Never to bid good-bye
Or lip me the softest call,
Or utter a wish for a word, while I
Saw morning harden upon the wall,
Unmoved, unknowing
That your great going
Had place that moment, and altered all.
From The Going by Thomas Hardy
Not long after I visited Audrey Grant’s studio in Edinburgh, I was on a train with the luxury of having some space to read. The book was Why Be Happy When You Could Be Normal, Jeanette Winterson’s memoir about the real story behind her adoption as opposed to the fictionalised version in her acclaimed 1985 novel, Oranges Are Not the Only Fruit.
At one point in this honest and brave book, Winterson quotes the above verse by Thomas Hardy and says that for her, ‘the poem finds the word that finds the feeling.’
I had been scratching around in my head for days to articulate how Audrey Grant’s paintings affected me; for affect me, they do.
These solitary almost sexless figures on a scraped back industrial background with smatters of colour appearing like chinks in armour, are possessed of an unsettling yet magnetic energy.
They find the image that finds the feeling.
When Audrey talks about the paintings, it is as though she is channeling a pulse of energy to make the image happen. With one painting, she told me, as she made it, she was trying to allow two figures to inhabit the four sides of the canvas, but some greater force kept pulling it back to just a single figure.
There is always something trying to emerge in her paintings in between flashes of intense colour or scrapings of text.
I get a very strong feeling that nothing is left to chance in an Audrey Grant painting. They are masterful in their command of composition and paint, but it takes courage to let your head guide your hand in the way that she does when she creates an artwork.
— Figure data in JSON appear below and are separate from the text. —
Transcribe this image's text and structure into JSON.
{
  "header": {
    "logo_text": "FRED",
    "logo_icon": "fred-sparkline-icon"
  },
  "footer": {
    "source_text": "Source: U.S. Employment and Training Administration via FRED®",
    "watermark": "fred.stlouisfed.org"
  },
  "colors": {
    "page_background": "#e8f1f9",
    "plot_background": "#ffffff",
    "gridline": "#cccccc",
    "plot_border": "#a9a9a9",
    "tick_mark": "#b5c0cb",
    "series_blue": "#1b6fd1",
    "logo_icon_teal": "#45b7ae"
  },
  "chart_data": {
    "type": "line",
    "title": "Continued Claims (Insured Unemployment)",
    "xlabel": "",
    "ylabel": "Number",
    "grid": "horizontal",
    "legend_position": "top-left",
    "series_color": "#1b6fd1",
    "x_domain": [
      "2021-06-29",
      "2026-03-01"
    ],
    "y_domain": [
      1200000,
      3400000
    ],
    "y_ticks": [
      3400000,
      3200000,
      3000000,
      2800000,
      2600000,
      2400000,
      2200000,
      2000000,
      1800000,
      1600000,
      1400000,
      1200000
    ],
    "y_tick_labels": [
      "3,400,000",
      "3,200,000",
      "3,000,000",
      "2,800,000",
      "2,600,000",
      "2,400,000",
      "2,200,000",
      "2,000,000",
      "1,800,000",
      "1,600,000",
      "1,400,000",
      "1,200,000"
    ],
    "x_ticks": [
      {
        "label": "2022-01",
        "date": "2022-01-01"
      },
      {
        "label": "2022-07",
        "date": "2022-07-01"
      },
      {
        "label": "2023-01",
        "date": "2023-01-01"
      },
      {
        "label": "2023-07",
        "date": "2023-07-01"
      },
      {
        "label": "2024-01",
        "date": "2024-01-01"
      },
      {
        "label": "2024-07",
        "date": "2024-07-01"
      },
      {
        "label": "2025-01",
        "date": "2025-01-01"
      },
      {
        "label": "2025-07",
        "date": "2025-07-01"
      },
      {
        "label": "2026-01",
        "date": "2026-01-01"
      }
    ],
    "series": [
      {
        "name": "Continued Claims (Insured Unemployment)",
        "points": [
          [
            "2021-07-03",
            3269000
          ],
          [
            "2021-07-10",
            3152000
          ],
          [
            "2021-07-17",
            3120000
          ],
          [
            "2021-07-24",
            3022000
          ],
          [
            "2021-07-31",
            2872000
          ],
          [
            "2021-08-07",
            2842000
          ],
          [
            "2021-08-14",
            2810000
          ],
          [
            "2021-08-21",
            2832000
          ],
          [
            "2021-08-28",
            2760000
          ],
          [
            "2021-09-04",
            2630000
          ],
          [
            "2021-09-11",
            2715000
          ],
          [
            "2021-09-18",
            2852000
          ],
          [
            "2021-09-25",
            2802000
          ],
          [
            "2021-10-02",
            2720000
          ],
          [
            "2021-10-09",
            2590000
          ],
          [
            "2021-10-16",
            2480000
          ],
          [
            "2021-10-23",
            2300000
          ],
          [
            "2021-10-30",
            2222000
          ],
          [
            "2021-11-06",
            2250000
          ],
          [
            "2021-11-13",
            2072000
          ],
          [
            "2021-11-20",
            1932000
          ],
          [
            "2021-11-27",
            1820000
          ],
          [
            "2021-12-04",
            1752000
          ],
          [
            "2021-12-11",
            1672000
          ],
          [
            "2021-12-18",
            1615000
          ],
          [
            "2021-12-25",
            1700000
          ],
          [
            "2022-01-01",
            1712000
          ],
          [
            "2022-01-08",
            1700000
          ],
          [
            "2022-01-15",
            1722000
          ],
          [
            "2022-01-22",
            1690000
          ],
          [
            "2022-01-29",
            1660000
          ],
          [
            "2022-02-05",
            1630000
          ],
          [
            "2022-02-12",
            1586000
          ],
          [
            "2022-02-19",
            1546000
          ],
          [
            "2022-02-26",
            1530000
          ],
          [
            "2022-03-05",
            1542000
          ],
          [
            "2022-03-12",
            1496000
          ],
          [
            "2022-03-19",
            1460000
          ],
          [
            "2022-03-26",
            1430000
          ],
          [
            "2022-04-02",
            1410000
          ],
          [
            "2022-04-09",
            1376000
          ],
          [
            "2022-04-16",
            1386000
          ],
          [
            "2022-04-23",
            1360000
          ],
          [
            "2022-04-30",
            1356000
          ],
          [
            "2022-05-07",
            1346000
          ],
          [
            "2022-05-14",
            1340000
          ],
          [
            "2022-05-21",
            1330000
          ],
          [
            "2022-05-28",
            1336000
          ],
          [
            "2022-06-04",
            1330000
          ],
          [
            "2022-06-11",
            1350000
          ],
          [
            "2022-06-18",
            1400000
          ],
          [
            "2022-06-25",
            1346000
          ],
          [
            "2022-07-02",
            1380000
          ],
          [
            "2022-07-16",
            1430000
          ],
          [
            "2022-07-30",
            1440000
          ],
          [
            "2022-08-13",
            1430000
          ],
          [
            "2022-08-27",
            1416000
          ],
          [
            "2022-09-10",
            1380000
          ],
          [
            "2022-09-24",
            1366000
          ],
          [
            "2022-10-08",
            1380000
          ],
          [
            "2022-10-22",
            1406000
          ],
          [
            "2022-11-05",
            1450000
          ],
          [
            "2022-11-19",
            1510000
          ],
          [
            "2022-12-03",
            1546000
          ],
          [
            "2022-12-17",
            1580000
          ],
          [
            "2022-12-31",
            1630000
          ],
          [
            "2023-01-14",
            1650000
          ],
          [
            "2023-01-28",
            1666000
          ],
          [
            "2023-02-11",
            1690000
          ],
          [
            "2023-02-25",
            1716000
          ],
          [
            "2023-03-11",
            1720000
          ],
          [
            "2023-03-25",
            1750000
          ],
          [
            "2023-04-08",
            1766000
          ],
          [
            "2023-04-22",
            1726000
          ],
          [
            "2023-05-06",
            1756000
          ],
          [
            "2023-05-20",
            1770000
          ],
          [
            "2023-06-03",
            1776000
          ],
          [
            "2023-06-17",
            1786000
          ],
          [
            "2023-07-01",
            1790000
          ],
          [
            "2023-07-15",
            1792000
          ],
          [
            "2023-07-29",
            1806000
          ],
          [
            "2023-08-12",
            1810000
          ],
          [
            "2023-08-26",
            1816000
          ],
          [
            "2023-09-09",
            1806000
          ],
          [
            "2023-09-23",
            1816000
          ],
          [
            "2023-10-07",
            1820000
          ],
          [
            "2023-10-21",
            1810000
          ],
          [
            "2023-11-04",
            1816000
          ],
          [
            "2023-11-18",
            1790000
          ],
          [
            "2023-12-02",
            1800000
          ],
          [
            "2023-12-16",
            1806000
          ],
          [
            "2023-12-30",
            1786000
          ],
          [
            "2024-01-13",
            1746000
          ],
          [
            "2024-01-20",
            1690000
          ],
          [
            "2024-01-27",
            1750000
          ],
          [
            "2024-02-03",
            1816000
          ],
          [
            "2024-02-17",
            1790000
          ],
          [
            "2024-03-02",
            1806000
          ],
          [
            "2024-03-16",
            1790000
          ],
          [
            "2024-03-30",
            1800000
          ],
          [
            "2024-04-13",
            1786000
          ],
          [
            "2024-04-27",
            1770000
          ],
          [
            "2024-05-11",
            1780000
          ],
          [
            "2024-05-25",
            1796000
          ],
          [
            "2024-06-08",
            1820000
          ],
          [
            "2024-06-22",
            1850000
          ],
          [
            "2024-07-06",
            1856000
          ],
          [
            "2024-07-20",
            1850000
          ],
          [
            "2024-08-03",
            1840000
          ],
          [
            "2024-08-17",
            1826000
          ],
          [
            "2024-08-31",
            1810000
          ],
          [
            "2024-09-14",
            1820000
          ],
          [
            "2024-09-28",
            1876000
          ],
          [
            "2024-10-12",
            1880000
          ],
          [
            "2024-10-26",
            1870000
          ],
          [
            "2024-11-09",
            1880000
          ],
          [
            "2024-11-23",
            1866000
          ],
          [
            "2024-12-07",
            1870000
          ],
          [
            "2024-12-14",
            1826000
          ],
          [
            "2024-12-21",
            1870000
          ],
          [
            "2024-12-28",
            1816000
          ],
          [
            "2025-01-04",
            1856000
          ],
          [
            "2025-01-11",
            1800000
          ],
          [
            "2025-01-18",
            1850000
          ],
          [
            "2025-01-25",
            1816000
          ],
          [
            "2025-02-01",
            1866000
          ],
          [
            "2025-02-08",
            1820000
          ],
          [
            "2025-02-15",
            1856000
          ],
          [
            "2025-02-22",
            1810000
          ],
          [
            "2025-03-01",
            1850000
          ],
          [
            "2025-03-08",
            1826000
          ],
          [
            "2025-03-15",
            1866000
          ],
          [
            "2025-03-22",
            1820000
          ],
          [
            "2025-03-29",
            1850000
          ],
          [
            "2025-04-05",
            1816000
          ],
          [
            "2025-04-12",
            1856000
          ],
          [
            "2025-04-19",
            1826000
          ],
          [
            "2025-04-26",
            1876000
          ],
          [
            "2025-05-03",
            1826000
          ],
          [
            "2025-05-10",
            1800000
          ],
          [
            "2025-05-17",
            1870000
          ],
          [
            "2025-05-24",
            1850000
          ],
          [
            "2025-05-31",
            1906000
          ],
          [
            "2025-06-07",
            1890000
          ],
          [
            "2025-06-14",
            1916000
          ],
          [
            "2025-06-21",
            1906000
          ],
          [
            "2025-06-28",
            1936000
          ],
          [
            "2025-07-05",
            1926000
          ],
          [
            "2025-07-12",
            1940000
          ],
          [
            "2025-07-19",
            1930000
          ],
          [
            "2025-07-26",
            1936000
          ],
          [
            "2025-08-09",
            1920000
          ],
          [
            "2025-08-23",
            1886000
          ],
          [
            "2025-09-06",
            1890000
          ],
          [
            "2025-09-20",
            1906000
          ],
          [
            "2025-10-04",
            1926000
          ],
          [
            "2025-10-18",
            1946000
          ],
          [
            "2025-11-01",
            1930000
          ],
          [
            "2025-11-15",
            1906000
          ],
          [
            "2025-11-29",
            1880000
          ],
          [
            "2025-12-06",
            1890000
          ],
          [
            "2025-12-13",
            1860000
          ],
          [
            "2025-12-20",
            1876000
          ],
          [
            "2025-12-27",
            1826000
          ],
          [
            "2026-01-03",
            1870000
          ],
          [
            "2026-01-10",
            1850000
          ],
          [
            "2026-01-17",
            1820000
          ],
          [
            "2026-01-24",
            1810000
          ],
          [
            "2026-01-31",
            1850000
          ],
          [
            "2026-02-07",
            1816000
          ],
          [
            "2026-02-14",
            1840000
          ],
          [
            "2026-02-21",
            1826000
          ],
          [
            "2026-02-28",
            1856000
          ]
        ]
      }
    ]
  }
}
Courage and experience of drawing, drawing, drawing on life with an intense physicality.
I remember seeing her work in The Union Gallery two years ago for the first time and being immediately struck by the way in which I felt I knew the figure. It was an oddly comforting sensation.
In the same way that when you people-watch on a train or in a cafe, and wonder about the inner lives of other people, you find yourself creating a world for her figures.
This new body of work feels to me to have taken a step forward from the work I saw two years ago. It is more measured and sure. It is though the figures are saying, ‘The rest of the world may be rushing around but I am taking my time.’
One of the things which Audrey said to me that stuck in my mind long after I left her studio was that even though even though she creates these figures, ‘she doesn't know who they are.’
This continuing curiosity about the act of creation and what lies beneath the surface marks her out as an artist to watch closely. She may even be watching you...
Jan Patience
February 2013
I wrote this foreword for the catalogue which accompanies the Audrey Grant solo show now wowing viewers at The Union Gallery in Edinburgh. Audrey Grant is just developing a name for herself as a painter and rightly so. This exhibition is almost a sell-out and if you see it, you will realise why.